LE COMPORTEMENT SPECULATIF DES BANQUES SOURCE DE
RISQUE SYSTEMIQUE
Dans la première section de ce chapitre, sont abordés les problèmes de liquidité et d’asymétrie d’information. Le rôle central du crédit dans le déclenchement des crises bancaires est traité dans la section 2. Dans la section 3, sont discutés les questions de libéralisation financière et d’aveuglement au désastre et dans la section 4, l’existence de la réglementation bancaire est justifiée.
La liquidité et les asymétries d’information : deux facteurs explicatifs de fragilité bancaire
Les banques assurent le service de transformation: en s’interposant entre les demandeurs et apporteurs de capitaux, elles collectent les dépôts des détenteurs de capitaux et mobilisent des fonds à moyen et long terme pour répondre aux besoins d’investissement des emprunteurs. D’un côté, elles supportent les risques liés aux asymétries d’information et, de l’autre, elles doivent être capables de répondre à tout moment aux besoins de liquidité des déposants.
La liquidité
Les problèmes de liquidité peuvent se matérialiser à la fois à l’actif et au passif du bilan. Les banques peuvent subir ce risque ou a contrario être à l’origine de sa réalisation.
Le modèle de Diamond et Dybvig (1983)
L’article majeur de Diamond et Dybvig (1983) met en évidence le rôle majeur des banques et justifie leur existence par leur activité d’intermédiation. La nature même des activités bancaires est particulière: financer des activités dont l’horizon temporel est généralement plus lointain que celui des dépôts. Il y a irréversibilité des engagements de crédit alors que, par nature, les dépôts sont liquides et donc susceptibles d’être retirés à tout moment (incohérence temporelle). L’illiquidité des actifs bancaires justifie l’existence des banques mais génère aussi une vulnérabilité.

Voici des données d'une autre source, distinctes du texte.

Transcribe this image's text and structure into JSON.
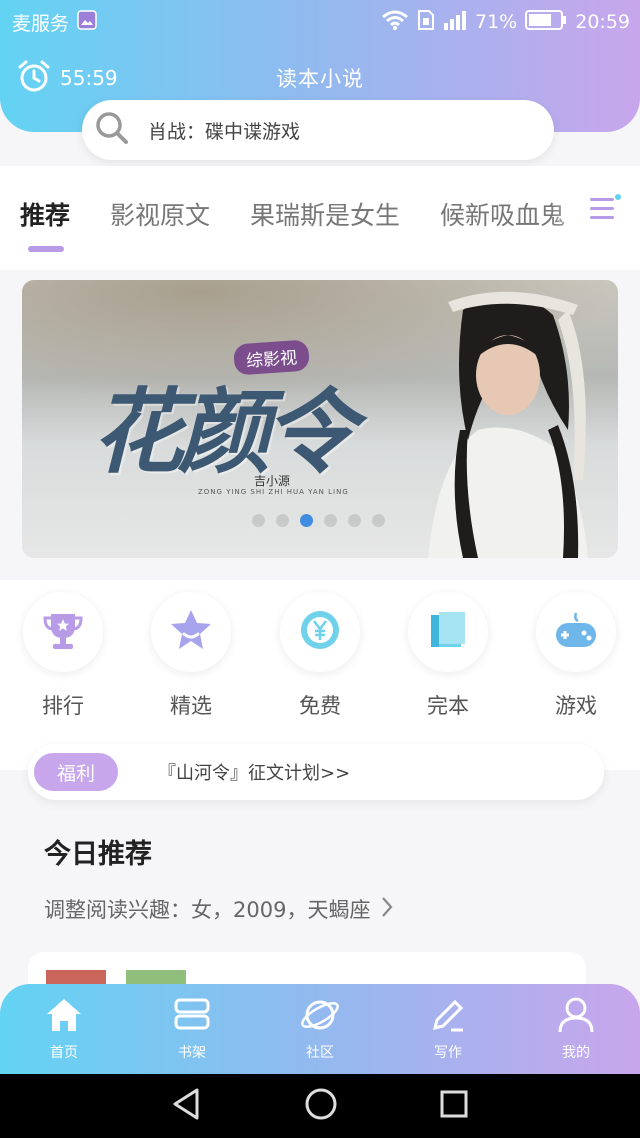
{
  "status_bar": {
    "carrier": "麦服务",
    "battery_percent": "71%",
    "time": "20:59"
  },
  "header": {
    "timer": "55:59",
    "app_title": "读本小说"
  },
  "search": {
    "text": "肖战：碟中谍游戏"
  },
  "tabs": [
    {
      "label": "推荐",
      "active": true
    },
    {
      "label": "影视原文",
      "active": false
    },
    {
      "label": "果瑞斯是女生",
      "active": false
    },
    {
      "label": "候新吸血鬼",
      "active": false
    }
  ],
  "banner": {
    "badge": "综影视",
    "title": "花颜令",
    "author": "吉小源",
    "pinyin": "ZONG YING SHI ZHI HUA YAN LING",
    "dots": 6,
    "active_dot": 2
  },
  "categories": [
    {
      "label": "排行",
      "icon": "trophy-icon"
    },
    {
      "label": "精选",
      "icon": "star-icon"
    },
    {
      "label": "免费",
      "icon": "yen-icon"
    },
    {
      "label": "完本",
      "icon": "book-icon"
    },
    {
      "label": "游戏",
      "icon": "gamepad-icon"
    }
  ],
  "welfare": {
    "badge": "福利",
    "text": "『山河令』征文计划>>"
  },
  "today": {
    "title": "今日推荐",
    "subtitle": "调整阅读兴趣：女，2009，天蝎座"
  },
  "bottom_nav": [
    {
      "label": "首页",
      "icon": "home-icon"
    },
    {
      "label": "书架",
      "icon": "bookshelf-icon"
    },
    {
      "label": "社区",
      "icon": "planet-icon"
    },
    {
      "label": "写作",
      "icon": "pen-icon"
    },
    {
      "label": "我的",
      "icon": "profile-icon"
    }
  ],
  "colors": {
    "gradient_start": "#63d3f3",
    "gradient_end": "#c8a6ec",
    "accent_purple": "#b79be6",
    "active_dot": "#3f8de0"
  }
}
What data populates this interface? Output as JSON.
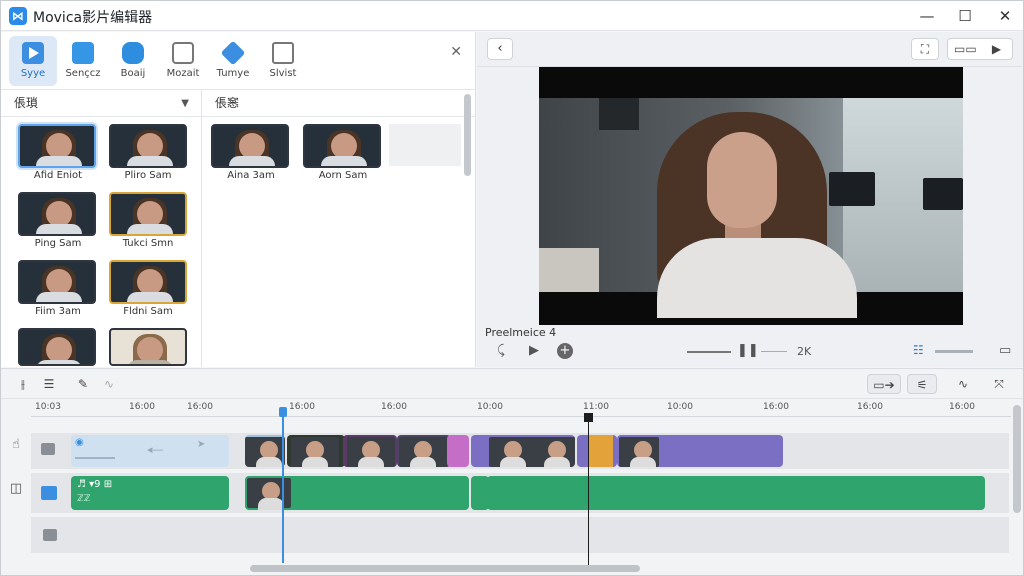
{
  "app": {
    "title": "Movica影片编辑器",
    "icon": "app-logo-icon"
  },
  "window_controls": {
    "minimize": "—",
    "maximize": "☐",
    "close": "✕"
  },
  "toolbar": {
    "items": [
      {
        "label": "Syye",
        "icon": "play-media-icon",
        "active": true
      },
      {
        "label": "Sençcz",
        "icon": "text-icon",
        "active": false
      },
      {
        "label": "Boaij",
        "icon": "audio-icon",
        "active": false
      },
      {
        "label": "Mozait",
        "icon": "transition-icon",
        "active": false
      },
      {
        "label": "Tumye",
        "icon": "effects-icon",
        "active": false
      },
      {
        "label": "Slvist",
        "icon": "record-icon",
        "active": false
      }
    ],
    "close": "✕"
  },
  "media_panel": {
    "header": "倀瑣",
    "thumbs": [
      {
        "label": "Afid Eniot"
      },
      {
        "label": "Pliro Sam"
      },
      {
        "label": "Ping Sam"
      },
      {
        "label": "Tukci Smn"
      },
      {
        "label": "Fiim 3am"
      },
      {
        "label": "Fldni Sam"
      },
      {
        "label": ""
      },
      {
        "label": ""
      }
    ]
  },
  "library_panel": {
    "header": "倀窸",
    "thumbs": [
      {
        "label": "Aina 3am"
      },
      {
        "label": "Aorn Sam"
      }
    ]
  },
  "preview": {
    "back": "‹",
    "status_text": "Preelmeice 4",
    "speed_label": "2K",
    "controls": {
      "prev": "⤹",
      "play": "▶",
      "add": "+",
      "pause": "❚❚"
    }
  },
  "timeline": {
    "ruler_ticks": [
      "10:03",
      "16:00",
      "16:00",
      "16:00",
      "16:00",
      "10:00",
      "11:00",
      "10:00",
      "16:00",
      "16:00",
      "16:00"
    ],
    "video_track": {
      "title": "◉",
      "arrow": "◂—",
      "arrow2": "➤"
    },
    "audio_track": {
      "title": "♬ ▾9 ⊞",
      "sub": "ℤℤ"
    }
  },
  "colors": {
    "accent": "#3b8fe0",
    "audio_green": "#2fa56d",
    "clip_purple": "#7b6fc4",
    "clip_orange": "#e3a23a",
    "clip_pink": "#c46ec8"
  }
}
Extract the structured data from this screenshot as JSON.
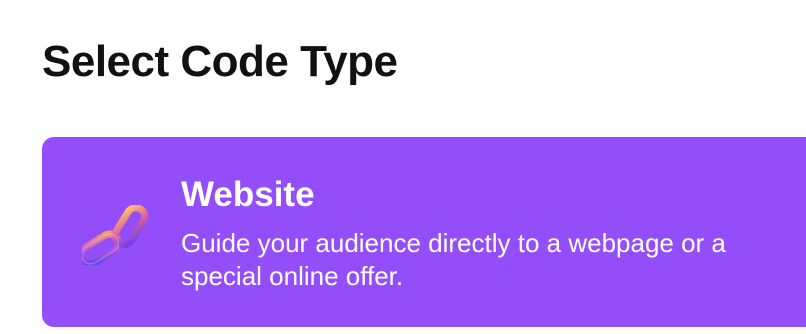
{
  "header": {
    "title": "Select Code Type"
  },
  "code_types": [
    {
      "title": "Website",
      "description": "Guide your audience directly to a webpage or a special online offer.",
      "icon": "link-chain-icon",
      "background": "#944ef9",
      "selected": true
    }
  ],
  "colors": {
    "card_background": "#944ef9",
    "title_text": "#111111",
    "card_text": "#ffffff"
  }
}
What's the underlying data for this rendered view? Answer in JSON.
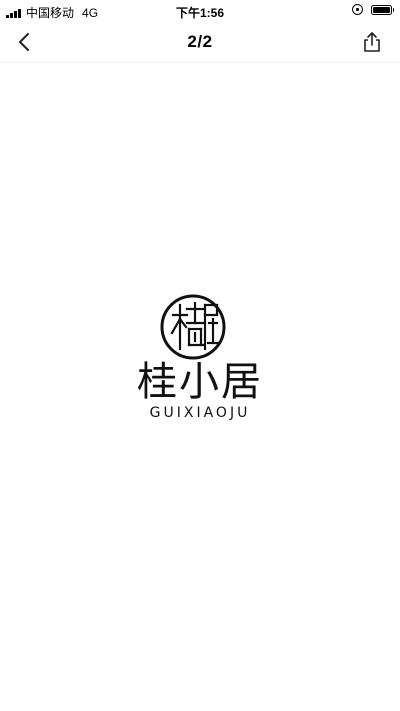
{
  "status_bar": {
    "carrier": "中国移动",
    "network": "4G",
    "time": "下午1:56",
    "icons": [
      "signal-icon",
      "orientation-lock-icon",
      "battery-icon"
    ]
  },
  "nav": {
    "title": "2/2",
    "back_icon": "chevron-left-icon",
    "share_icon": "share-icon"
  },
  "image": {
    "logo_text": "桂小居",
    "logo_subtext": "GUIXIAOJU",
    "seal_text": "桂小居",
    "logo_color": "#111111"
  }
}
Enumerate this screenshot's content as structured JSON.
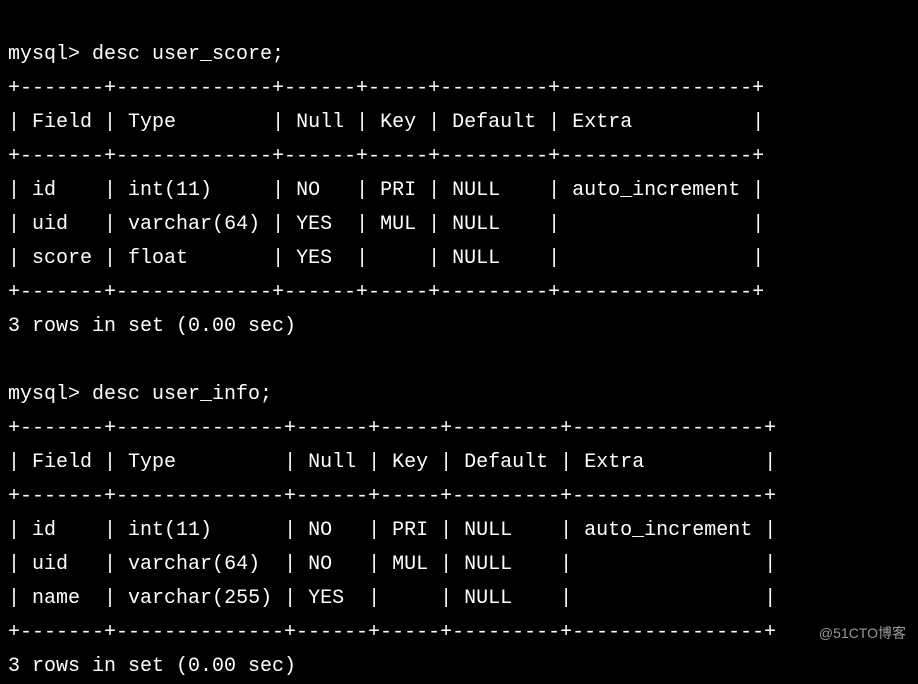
{
  "terminal": {
    "prompt": "mysql>",
    "queries": [
      {
        "command": "desc user_score;",
        "result_footer": "3 rows in set (0.00 sec)",
        "table": {
          "headers": [
            "Field",
            "Type",
            "Null",
            "Key",
            "Default",
            "Extra"
          ],
          "rows": [
            {
              "Field": "id",
              "Type": "int(11)",
              "Null": "NO",
              "Key": "PRI",
              "Default": "NULL",
              "Extra": "auto_increment"
            },
            {
              "Field": "uid",
              "Type": "varchar(64)",
              "Null": "YES",
              "Key": "MUL",
              "Default": "NULL",
              "Extra": ""
            },
            {
              "Field": "score",
              "Type": "float",
              "Null": "YES",
              "Key": "",
              "Default": "NULL",
              "Extra": ""
            }
          ]
        }
      },
      {
        "command": "desc user_info;",
        "result_footer": "3 rows in set (0.00 sec)",
        "table": {
          "headers": [
            "Field",
            "Type",
            "Null",
            "Key",
            "Default",
            "Extra"
          ],
          "rows": [
            {
              "Field": "id",
              "Type": "int(11)",
              "Null": "NO",
              "Key": "PRI",
              "Default": "NULL",
              "Extra": "auto_increment"
            },
            {
              "Field": "uid",
              "Type": "varchar(64)",
              "Null": "NO",
              "Key": "MUL",
              "Default": "NULL",
              "Extra": ""
            },
            {
              "Field": "name",
              "Type": "varchar(255)",
              "Null": "YES",
              "Key": "",
              "Default": "NULL",
              "Extra": ""
            }
          ]
        }
      }
    ]
  },
  "watermark": "@51CTO博客"
}
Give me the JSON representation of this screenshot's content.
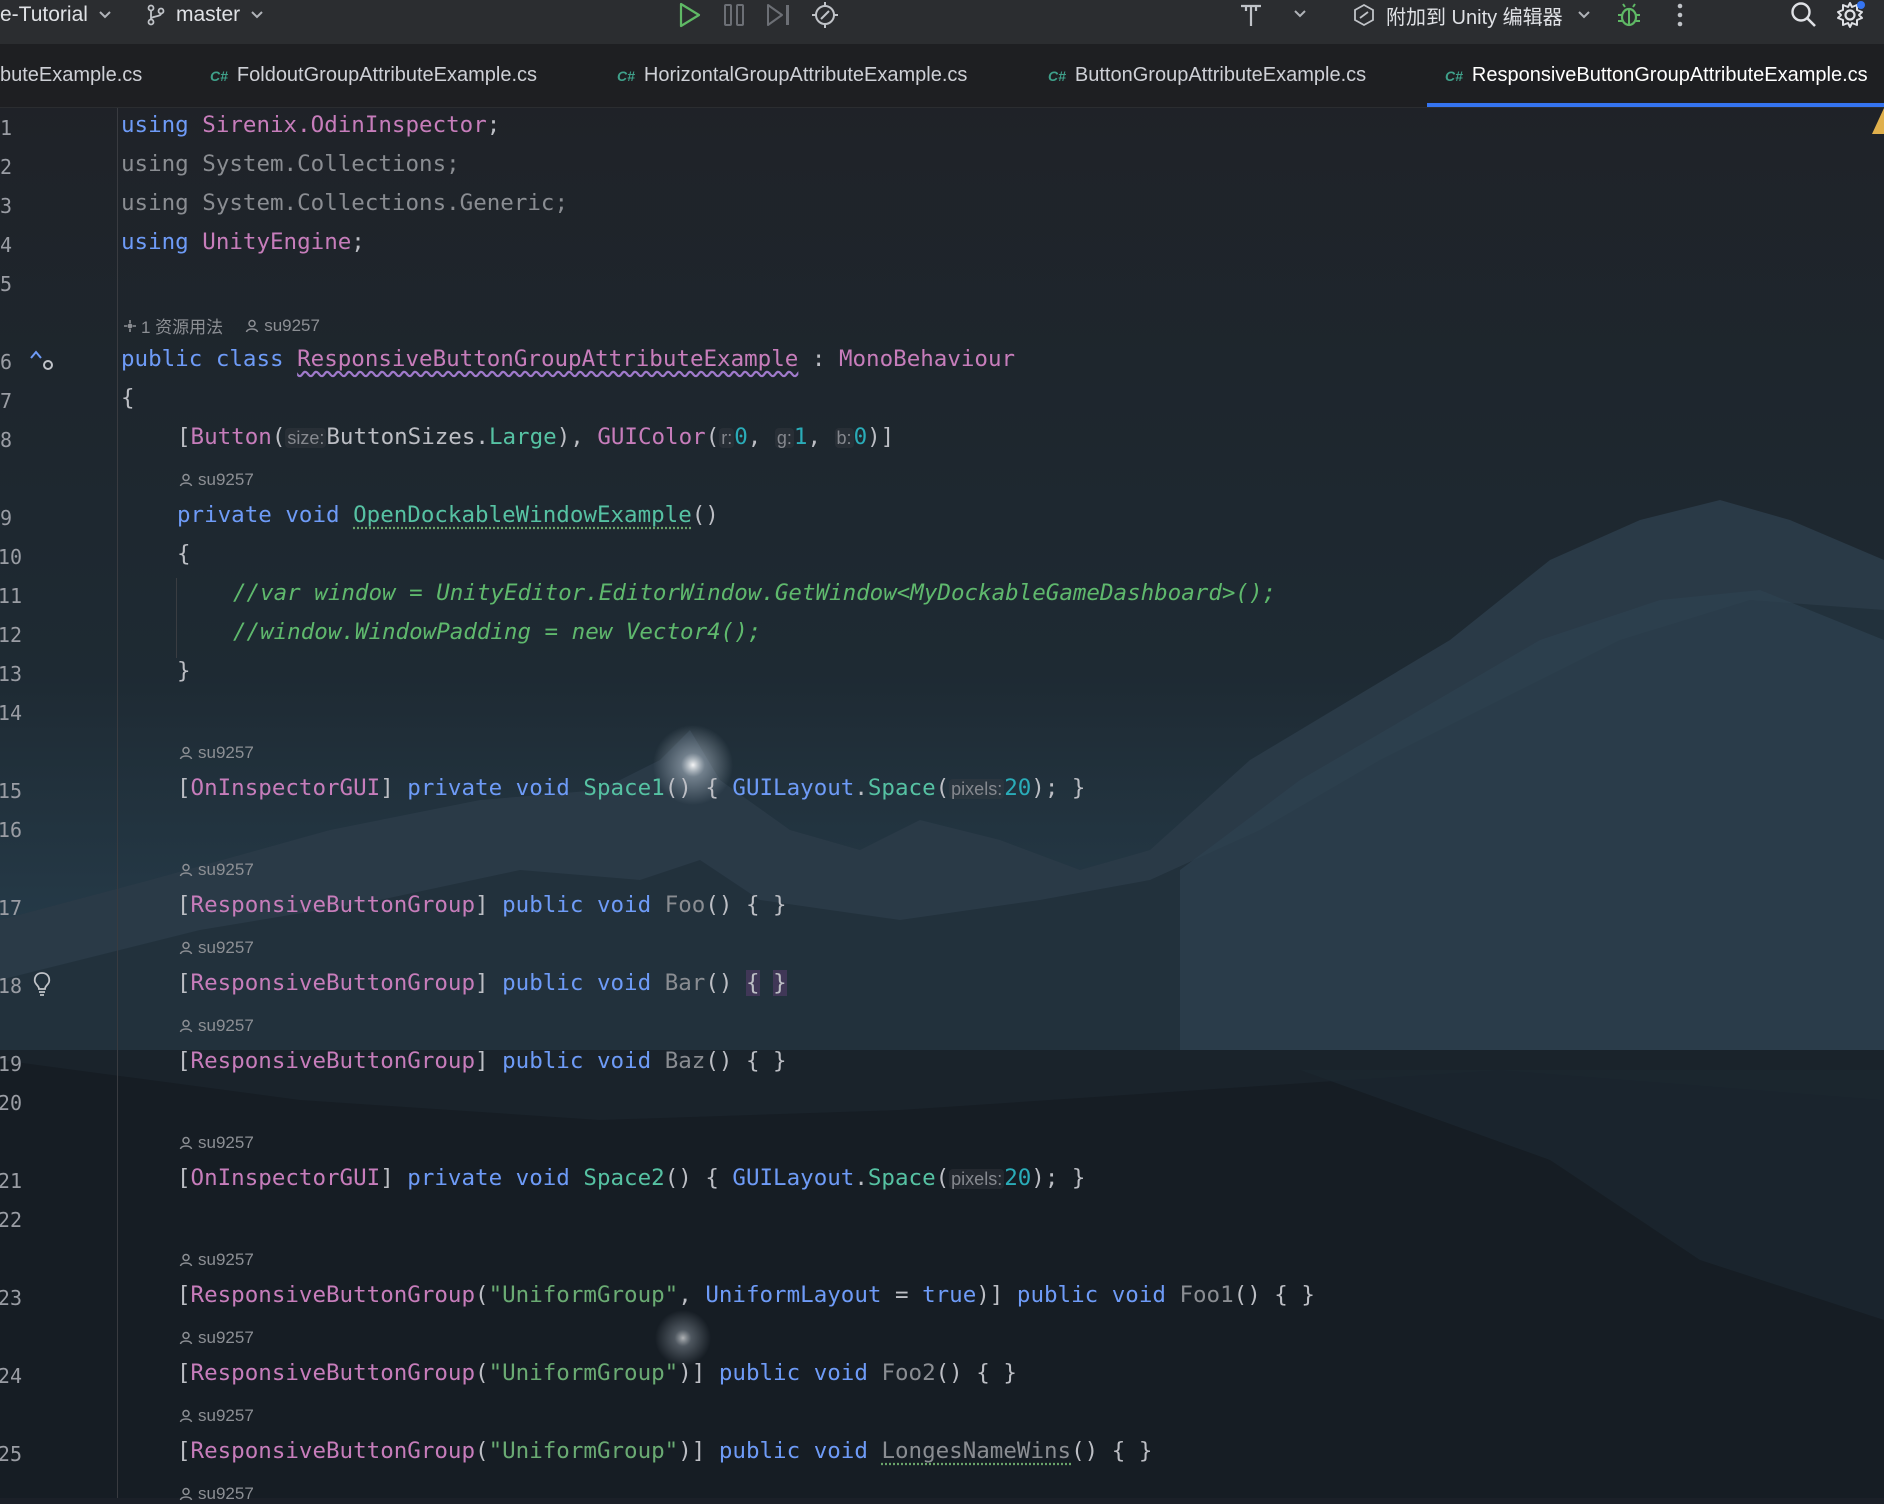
{
  "titlebar": {
    "project": "e-Tutorial",
    "branch": "master",
    "attach_label": "附加到 Unity 编辑器"
  },
  "tabs": [
    {
      "label": "buteExample.cs",
      "has_icon": false
    },
    {
      "label": "FoldoutGroupAttributeExample.cs",
      "has_icon": true
    },
    {
      "label": "HorizontalGroupAttributeExample.cs",
      "has_icon": true
    },
    {
      "label": "ButtonGroupAttributeExample.cs",
      "has_icon": true
    },
    {
      "label": "ResponsiveButtonGroupAttributeExample.cs",
      "has_icon": true,
      "active": true
    }
  ],
  "tab_icon_text": "C#",
  "line_numbers": [
    "1",
    "2",
    "3",
    "4",
    "5",
    "6",
    "7",
    "8",
    "9",
    "10",
    "11",
    "12",
    "13",
    "14",
    "15",
    "16",
    "17",
    "18",
    "19",
    "20",
    "21",
    "22",
    "23",
    "24",
    "25"
  ],
  "code": {
    "using": "using",
    "ns1": "Sirenix.OdinInspector",
    "ns2": "System.Collections",
    "ns3": "System.Collections.Generic",
    "ns4": "UnityEngine",
    "semi": ";",
    "public": "public",
    "class": "class",
    "private": "private",
    "void": "void",
    "new": "new",
    "true": "true",
    "class_name": "ResponsiveButtonGroupAttributeExample",
    "base_class": "MonoBehaviour",
    "colon": " : ",
    "lbrace": "{",
    "rbrace": "}",
    "button_attr": "Button",
    "button_sizes": "ButtonSizes",
    "large": "Large",
    "guicolor": "GUIColor",
    "zero": "0",
    "one": "1",
    "twenty": "20",
    "open_fn": "OpenDockableWindowExample",
    "comment1": "//var window = UnityEditor.EditorWindow.GetWindow<MyDockableGameDashboard>();",
    "comment2": "//window.WindowPadding = new Vector4();",
    "on_inspector": "OnInspectorGUI",
    "space1": "Space1",
    "space2": "Space2",
    "guilayout": "GUILayout",
    "space": "Space",
    "rbg": "ResponsiveButtonGroup",
    "foo": "Foo",
    "bar": "Bar",
    "baz": "Baz",
    "foo1": "Foo1",
    "foo2": "Foo2",
    "longes": "LongesNameWins",
    "uniform_str": "\"UniformGroup\"",
    "uniform_layout": "UniformLayout"
  },
  "hints": {
    "size": "size:",
    "r": "r:",
    "g": "g:",
    "b": "b:",
    "pixels": "pixels:"
  },
  "meta": {
    "usages": "1 资源用法",
    "author": "su9257"
  },
  "colors": {
    "keyword": "#6e9bf7",
    "type": "#c77dbb",
    "function": "#56c2a3",
    "number": "#2aacb8",
    "string": "#6aab73",
    "comment": "#5fb96d",
    "accent": "#3574f0"
  }
}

Diamond et Dybvig s’attachent à démontrer que les banques peuvent se retrouver au cœur de paniques bancaires si les déposants, face à un retournement d’opinion massif, s’affolent et retirent prématurément leurs dépôts. Une ruée bancaire se produit lorsque tous les déposants (ou une majorité d’entre eux) demandent la conversion de leurs dépôts en monnaie centrale ou le transfert de leurs dépôts vers une autre banque. Les crises sont alors des événements aléatoires sans lien avec les évolutions économiques, elles sont fondées sur des croyances auto-réalisatrices.1 Le modèle s’attache à démontrer les risques de paniques bancaires du côté du passif des bilans bancaires, il n’aborde pas les risques liés aux crédits et à l’insolvabilité des débiteurs. Il s’agit ici d’un phénomène de panique qui peut rendre la banque illiquide et non d’une faillite liée à l’insolvabilité et à l’impossibilité de respecter des promesses de paiement. • Les caractéristiques du modèle : Dans le modèle de Diamond et Dybvig, la banque est modélisée comme une coalition d’individus qui mettent en commun leurs dotations, les investissent dans une technologie et en retirent en contrepartie un revenu. La banque, par l’existence d’un contrat de dépôt, assure un service de liquidité aux déposants : ceux-ci sont assurés de pouvoir retirer à tout moment les fonds déposés. Le dépôt en banque est totalement liquide : il ne présente pas de risque de perte en capital et est parfaitement divisible et accepté par tous comme moyen de paiement. La banque est appréhendée comme une coalition d’agents qui mettent en commun leurs dotations et les investissent dans un processus productif peu réversible. En effet, les déposants obtiennent des contrats de dépôts spécifiant leur droit de retrait à chaque période et les pénalités en cas de retrait anticipé.